Providing a snapshot of your business

Cash is the lifeblood of any business, and without it a business can quickly falter or fail. Finding ways to make your money stretch farther is critical to your ability to survive and thrive, so here are three dozen of our favorite ways for improving cash flow and keeping your business strong and vibrant.

1. If 30-days net isn’t working for you, try switching it up to net ten or net 15. Some businesses have seen big improvements in accounts receivables by offering a 2% cash discount for paying in less than fifteen days.

2. Don’t let your receivables rest – make collecting them a top priority.

3. If you have office space that you’re not currently using, offer it for short-term rental.

4. When you provide a product or service, get the bill into the mail as quickly as possible. Delays in invoicing create corresponding delays in payment.

5. Learn your customer’s payment schedule and arrange your invoicing so that they are in sync.

6. If you have vendors that you do a lot of business with, see if you can negotiate more liberal payment schedules.

7. If you owe a large payable, negotiate a payment schedule so that you don’t deplete your entire cash reserve.
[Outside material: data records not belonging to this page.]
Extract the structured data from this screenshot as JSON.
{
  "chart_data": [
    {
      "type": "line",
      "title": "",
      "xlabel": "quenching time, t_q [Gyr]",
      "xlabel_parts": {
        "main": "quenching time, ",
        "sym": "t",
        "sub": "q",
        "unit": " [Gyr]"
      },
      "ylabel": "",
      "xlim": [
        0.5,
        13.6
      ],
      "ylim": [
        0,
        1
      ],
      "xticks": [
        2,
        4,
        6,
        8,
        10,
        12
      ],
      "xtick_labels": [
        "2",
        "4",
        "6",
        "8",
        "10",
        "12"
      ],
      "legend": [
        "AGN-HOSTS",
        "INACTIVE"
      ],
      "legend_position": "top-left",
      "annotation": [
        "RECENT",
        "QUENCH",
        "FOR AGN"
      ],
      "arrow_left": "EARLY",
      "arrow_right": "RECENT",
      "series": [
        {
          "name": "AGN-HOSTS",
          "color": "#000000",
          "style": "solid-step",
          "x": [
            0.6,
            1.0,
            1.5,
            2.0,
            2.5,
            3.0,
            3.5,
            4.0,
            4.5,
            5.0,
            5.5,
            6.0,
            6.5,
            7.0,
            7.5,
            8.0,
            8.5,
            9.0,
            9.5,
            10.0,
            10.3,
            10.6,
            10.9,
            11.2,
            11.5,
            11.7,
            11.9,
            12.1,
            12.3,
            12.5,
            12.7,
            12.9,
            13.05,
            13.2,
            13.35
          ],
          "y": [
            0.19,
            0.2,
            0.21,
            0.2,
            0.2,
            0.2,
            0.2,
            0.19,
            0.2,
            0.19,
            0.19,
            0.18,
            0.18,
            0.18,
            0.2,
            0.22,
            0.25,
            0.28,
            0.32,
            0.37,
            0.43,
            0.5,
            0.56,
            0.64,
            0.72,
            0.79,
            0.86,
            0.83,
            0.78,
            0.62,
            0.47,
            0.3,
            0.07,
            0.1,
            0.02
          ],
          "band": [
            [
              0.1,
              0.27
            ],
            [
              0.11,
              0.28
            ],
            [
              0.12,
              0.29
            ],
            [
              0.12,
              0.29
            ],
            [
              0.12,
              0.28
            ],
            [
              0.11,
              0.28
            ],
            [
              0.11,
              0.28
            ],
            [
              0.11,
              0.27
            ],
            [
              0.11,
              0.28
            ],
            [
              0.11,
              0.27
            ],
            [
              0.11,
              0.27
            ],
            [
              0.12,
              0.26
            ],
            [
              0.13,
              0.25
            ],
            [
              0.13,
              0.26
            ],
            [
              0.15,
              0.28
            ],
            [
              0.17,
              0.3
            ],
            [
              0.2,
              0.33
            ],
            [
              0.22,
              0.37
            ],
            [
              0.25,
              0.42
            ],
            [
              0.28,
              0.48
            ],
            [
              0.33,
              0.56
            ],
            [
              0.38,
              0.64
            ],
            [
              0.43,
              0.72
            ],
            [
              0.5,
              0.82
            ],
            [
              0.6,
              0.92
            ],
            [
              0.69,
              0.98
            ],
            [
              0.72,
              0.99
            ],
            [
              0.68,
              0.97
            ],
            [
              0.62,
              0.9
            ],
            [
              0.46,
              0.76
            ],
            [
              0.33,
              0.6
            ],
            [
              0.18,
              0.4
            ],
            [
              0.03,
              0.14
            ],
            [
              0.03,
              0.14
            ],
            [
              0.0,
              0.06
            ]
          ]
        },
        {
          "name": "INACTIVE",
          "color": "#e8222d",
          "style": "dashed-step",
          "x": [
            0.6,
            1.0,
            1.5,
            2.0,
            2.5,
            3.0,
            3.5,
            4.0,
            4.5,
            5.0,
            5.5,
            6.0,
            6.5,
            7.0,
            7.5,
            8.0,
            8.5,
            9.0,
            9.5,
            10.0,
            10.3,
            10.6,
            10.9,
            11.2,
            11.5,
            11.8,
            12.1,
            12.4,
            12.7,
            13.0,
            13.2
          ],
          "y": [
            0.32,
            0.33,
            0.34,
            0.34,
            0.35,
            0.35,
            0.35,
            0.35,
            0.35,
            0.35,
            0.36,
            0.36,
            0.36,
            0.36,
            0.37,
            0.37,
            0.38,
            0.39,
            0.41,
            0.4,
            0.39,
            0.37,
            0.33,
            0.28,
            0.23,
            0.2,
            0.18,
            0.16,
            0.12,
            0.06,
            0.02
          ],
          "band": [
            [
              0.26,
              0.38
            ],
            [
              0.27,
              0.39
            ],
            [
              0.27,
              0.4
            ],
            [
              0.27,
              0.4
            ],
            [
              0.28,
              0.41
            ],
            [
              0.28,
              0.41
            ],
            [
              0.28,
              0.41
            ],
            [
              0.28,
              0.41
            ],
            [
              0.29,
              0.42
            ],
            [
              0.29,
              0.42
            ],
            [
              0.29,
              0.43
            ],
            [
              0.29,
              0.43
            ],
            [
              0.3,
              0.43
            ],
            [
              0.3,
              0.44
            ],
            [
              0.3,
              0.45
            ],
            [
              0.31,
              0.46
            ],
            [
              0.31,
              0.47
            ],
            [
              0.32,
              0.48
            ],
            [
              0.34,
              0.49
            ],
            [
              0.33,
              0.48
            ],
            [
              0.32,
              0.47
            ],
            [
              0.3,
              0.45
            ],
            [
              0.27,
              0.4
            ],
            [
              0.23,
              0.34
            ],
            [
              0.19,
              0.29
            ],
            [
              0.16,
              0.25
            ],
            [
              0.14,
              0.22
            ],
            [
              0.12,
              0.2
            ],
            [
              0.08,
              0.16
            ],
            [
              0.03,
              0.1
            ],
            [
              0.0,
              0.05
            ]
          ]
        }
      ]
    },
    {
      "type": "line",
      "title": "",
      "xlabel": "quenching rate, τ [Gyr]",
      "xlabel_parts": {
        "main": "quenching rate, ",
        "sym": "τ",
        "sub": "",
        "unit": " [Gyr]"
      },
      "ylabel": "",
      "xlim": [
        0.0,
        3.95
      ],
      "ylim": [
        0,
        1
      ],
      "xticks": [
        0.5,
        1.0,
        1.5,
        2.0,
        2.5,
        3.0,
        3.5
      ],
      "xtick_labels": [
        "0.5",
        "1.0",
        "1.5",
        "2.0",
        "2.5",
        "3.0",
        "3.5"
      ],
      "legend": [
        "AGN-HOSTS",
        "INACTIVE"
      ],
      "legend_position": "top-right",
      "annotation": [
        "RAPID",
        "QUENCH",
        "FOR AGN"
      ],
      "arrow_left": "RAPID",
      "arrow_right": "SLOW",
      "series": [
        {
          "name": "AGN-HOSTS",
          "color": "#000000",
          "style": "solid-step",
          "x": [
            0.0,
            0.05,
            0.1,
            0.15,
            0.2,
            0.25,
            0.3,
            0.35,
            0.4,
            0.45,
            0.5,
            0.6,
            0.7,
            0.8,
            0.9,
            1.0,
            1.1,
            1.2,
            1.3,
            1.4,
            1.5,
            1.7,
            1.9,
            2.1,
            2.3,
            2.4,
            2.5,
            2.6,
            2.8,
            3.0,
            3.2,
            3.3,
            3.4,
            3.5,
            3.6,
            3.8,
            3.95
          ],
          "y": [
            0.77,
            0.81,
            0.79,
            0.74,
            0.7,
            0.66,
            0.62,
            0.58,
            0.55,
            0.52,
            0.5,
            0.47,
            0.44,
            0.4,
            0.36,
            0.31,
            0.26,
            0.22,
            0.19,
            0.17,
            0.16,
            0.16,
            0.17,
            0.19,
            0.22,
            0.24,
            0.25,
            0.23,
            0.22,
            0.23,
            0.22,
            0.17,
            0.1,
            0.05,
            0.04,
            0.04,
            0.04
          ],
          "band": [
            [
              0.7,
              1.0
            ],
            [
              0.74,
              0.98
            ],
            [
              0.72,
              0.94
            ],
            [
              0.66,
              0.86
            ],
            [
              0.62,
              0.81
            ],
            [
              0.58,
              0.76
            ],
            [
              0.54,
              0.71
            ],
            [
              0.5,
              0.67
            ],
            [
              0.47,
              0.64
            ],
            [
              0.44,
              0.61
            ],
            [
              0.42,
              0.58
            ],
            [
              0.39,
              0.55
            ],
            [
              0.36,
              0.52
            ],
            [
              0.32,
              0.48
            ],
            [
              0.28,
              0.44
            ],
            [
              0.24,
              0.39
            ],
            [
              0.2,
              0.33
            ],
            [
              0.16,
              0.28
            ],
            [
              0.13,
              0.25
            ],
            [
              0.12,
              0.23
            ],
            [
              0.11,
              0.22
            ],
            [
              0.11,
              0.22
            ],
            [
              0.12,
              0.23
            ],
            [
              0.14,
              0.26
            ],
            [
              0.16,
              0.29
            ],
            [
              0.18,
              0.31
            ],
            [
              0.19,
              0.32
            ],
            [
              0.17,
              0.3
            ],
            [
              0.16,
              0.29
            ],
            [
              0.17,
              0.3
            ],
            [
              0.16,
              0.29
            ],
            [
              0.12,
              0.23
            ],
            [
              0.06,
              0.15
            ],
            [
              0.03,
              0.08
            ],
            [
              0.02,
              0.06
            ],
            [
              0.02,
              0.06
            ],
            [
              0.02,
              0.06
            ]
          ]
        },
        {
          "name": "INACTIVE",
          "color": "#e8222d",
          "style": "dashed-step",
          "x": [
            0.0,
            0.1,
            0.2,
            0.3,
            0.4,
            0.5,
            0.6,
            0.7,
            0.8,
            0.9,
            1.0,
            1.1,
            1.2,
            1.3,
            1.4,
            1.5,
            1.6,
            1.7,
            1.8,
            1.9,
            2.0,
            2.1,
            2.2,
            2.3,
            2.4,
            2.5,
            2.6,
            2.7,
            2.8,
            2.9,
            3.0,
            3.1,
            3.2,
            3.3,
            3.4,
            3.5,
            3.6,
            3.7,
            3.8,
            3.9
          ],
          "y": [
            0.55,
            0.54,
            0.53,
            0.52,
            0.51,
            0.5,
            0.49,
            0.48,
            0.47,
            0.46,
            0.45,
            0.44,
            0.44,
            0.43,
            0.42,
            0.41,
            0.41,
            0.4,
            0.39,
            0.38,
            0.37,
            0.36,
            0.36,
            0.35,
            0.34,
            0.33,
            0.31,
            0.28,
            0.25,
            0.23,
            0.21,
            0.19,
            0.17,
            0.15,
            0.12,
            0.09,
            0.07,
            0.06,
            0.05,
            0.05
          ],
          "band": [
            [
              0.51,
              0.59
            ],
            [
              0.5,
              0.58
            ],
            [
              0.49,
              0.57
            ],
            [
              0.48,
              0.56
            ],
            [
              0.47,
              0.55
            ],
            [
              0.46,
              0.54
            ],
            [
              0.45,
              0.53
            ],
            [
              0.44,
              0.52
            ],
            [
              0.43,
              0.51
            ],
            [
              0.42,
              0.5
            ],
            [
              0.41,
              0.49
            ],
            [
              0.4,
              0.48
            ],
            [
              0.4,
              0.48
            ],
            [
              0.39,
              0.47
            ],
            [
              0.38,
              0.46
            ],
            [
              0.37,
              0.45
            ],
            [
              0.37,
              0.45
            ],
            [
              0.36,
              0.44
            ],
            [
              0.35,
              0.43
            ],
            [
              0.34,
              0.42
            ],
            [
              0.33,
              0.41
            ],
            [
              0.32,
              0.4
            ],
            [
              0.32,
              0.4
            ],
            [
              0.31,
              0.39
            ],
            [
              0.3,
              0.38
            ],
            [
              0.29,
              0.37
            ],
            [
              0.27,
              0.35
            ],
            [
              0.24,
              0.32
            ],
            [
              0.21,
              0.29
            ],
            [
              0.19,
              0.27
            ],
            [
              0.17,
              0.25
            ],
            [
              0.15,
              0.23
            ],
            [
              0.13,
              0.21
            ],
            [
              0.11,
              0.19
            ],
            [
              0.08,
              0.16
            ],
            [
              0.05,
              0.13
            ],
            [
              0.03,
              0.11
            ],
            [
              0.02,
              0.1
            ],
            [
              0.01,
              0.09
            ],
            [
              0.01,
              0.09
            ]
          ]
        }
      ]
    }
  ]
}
Most vendors are satisfied as long as they are receiving regular payments.

8. Work with reliable vendors to manipulate your inventory so that certain key items are stocked on a “just in time” basis rather than sitting around unused.

9. Be strategic about fixed asset additions and defer them until a later time.

10. Having a lock box at your bank for depositing cash receipts will facilitate faster payments.

11. Take out loans in conjunction with anticipated cash inflows such as tax refunds.

12. Rather than providing employees with cash travel advances, arrange to reimburse them after the fact for actual expenses. Do not provide them with company credit cards: instead ask them to use their own cards, and if they do not want to pay an annual fee for a card, offer to pay it for them.

13. Arrange to provide bonuses and other cash awards such as profit sharing payments during your peak seasons, when cash reserves are at their highest.

14. Schedule your payroll for several days after the end of each pay period.

15. If you have assets that are not producing revenue, sell them.

16. When making cash deposits, put them into accounts that earn interest.

17. If your business is subject to seasonal dips and surges, request a skip payment arrangement that allows you to make ten payments per year rather than twelve.

18. If you have capital equipment in need of replacement, repair it rather than replacing it for more money.

19. Issue invoices on a more frequent basis, sending them out on a biweekly basis rather than a monthly basis.

20. If you’re operating your business on thin margins, consider raising your prices. It will provide you with more money coming in, and even if clients are paying late, having more money on hand will make up for it.

21. If you have been operating without a budget, start using one. And if you’ve had a budget but haven’t been adhering to it, start.

22. Make an effort to help your customers pay their bills. Online payments are easier than writing a check, and that means you’ll have your cash in hand faster.

23. When a customer places a large order, request milestone payments rather than single payments after receipt.

24. If you have clients that you can trust to pay faster in exchange for discounts, offer it to them.

25. Minimize the number of times you’re paying payroll per month. If you’re paying weekly switch to bi-weekly and if you’re paying bi-weekly, switch to monthly.

26. Take advantage of extended payment terms offered for business expenditures such as insurance premiums.

27. Instead of paying for service contracts up front, negotiate to pay for the life of the contract.

28. Instead of buying items and having to provide a down payment, consider leasing.

29. If you have large contracts with payment terms that are creating challenges, speak with your bank and see whether you can arrange for a short-term line of credit specifically for this expense.

30. When calculating accounts receivable, consider factoring.

31. Do not pay commissions to sales personnel until after the sale has been paid by the client.

32. Request up front deposits from customers prior to starting large jobs.

33. If you have inventory that is either unusable or obsolete, get rid of it.

34. If you are eligible to do so, pay your income tax on a cash basis.

35. Automatic sweep accounts cut down on borrowing and make the most of cash that you’ve invested, so use them.

36. Promote the use of subscription sales for your product – these ensure that you have a predictable flow of cash.